Il terzo motivo è di natura politica: la protesta degli agricoltori contro il Pit è stata cavalcata dall’assessore all’agricoltura che si è messo alla testa dell’opposizione al Piano; dimenticando che il Piano – per ciò che riguarda le direttive e la disciplina rivolta al mondo rurale – è stata concordato parola per parola con i suoi uffici e che lui stesso lo ha approvato in giunta senza aver niente da obiettare. Difficile dire se l’assessore stia a capo o dietro alla protesta; certo è che non vuole che il Pit, con le sue direttive, condizioni il Piano di sviluppo rurale e, volente o meno, fa parte di uno schieramento che attacca il presidente Enrico Rossi colpevole di una politica un po’ più di sinistra rispetto a quella renziana. Può essere una tattica di logoramento, tuttavia il  bersaglio grosso, è l’approvazione del Pit rimandata alla prossima legislatura, dove tutto può cambiare: non più Marson, la nuova legge urbanistica cassata e la politica regionale ancora più spostata verso le grandi opere, le autostrade, gli inceneritori, ecc. D’altronde, Salvadori, nel cui  curriculum vanamente si cercherebbe qualche competenza rispetto ai problemi del mondo agricolo, è un sostenitore dell’agro-industria; è, per fare un esempio, un convinto supporter  del progetto della mega-centrale a combustione di biomasse, “riconversione” dell’ex zuccherificio Sadam di Castiglion Fiorentino – un inceneritore mascherato.

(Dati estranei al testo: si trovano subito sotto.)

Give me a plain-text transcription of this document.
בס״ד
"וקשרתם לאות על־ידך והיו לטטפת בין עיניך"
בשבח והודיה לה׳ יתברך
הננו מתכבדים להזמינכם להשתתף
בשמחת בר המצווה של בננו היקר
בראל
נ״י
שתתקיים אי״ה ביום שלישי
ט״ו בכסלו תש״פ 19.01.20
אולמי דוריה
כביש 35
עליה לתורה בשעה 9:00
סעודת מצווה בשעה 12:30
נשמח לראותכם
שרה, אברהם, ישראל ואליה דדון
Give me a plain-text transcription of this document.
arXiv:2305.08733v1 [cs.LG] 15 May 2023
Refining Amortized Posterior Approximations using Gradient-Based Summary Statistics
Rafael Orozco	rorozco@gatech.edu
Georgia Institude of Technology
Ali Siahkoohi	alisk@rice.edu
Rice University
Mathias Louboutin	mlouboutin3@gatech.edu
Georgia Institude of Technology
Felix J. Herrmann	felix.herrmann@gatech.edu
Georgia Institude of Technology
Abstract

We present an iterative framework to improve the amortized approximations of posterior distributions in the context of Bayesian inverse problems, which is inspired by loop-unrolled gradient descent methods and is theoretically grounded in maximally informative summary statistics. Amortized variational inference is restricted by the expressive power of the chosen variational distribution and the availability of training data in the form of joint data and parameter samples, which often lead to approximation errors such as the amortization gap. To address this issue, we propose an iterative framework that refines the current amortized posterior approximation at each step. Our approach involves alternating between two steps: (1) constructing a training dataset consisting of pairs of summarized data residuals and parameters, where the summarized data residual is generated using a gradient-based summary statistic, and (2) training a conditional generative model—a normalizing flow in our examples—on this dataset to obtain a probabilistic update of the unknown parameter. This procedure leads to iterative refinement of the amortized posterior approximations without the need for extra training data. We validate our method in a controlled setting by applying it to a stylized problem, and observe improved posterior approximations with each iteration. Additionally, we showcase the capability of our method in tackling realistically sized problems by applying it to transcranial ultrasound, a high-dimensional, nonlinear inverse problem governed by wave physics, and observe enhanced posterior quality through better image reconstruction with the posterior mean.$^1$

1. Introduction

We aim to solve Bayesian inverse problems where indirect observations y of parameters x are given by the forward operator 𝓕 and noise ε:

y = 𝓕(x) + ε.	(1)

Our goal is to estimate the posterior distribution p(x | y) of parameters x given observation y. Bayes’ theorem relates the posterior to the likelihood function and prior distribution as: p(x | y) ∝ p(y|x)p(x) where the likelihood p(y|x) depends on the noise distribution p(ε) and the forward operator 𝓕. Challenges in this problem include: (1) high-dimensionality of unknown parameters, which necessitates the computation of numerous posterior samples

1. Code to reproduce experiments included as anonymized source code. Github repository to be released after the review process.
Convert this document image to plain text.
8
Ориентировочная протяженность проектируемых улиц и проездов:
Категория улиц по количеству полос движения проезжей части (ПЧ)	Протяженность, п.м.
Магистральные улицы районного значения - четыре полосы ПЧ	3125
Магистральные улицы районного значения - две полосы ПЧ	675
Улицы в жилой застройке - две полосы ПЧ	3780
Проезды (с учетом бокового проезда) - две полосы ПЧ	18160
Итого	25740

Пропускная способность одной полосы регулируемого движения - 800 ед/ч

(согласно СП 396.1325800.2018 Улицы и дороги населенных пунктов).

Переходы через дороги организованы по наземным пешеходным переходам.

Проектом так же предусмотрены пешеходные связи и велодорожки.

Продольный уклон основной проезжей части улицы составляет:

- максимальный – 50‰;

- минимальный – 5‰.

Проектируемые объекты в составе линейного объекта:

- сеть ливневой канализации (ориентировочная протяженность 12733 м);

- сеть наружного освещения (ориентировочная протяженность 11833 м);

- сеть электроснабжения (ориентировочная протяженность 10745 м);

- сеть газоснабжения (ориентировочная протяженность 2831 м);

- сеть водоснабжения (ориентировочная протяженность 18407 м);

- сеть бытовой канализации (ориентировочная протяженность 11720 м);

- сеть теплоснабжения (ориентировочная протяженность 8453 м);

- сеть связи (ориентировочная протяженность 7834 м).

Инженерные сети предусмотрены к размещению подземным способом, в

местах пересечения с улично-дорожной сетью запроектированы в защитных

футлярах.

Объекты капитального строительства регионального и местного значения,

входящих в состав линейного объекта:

Rimane il rimpianto che anche quella parte del mondo toscano che era o sembrava più aperta al cambiamento e più consapevole che un paesaggio sano, ricco di testimonianze e bello, aiuta a vendere i prodotti ed è un valore economico prezioso – ad esempio il Consorzio Chianti Classico, che ha pur sempre una fondazione per la tutela del territorio, – si sia accodata acriticamente alla guerra scatenata contro il Piano; una operazione che mira soprattutto alla distruzione personale dell’assessore Marson; ciò che forse non è “polpottismo”, ma sicuramente è bieco stalinismo.

 

2 thoughts on “«POL POT IN TOSCANA»

  1. Vorrei esprimere tutta la mia solidarietà di cittadino comune all’assessore Marson, che stimo e rispetto, di fronte a questa mostruosa campagna di diffamazione a mezzo stampa, evidentemente basata sul METODO BOFFO.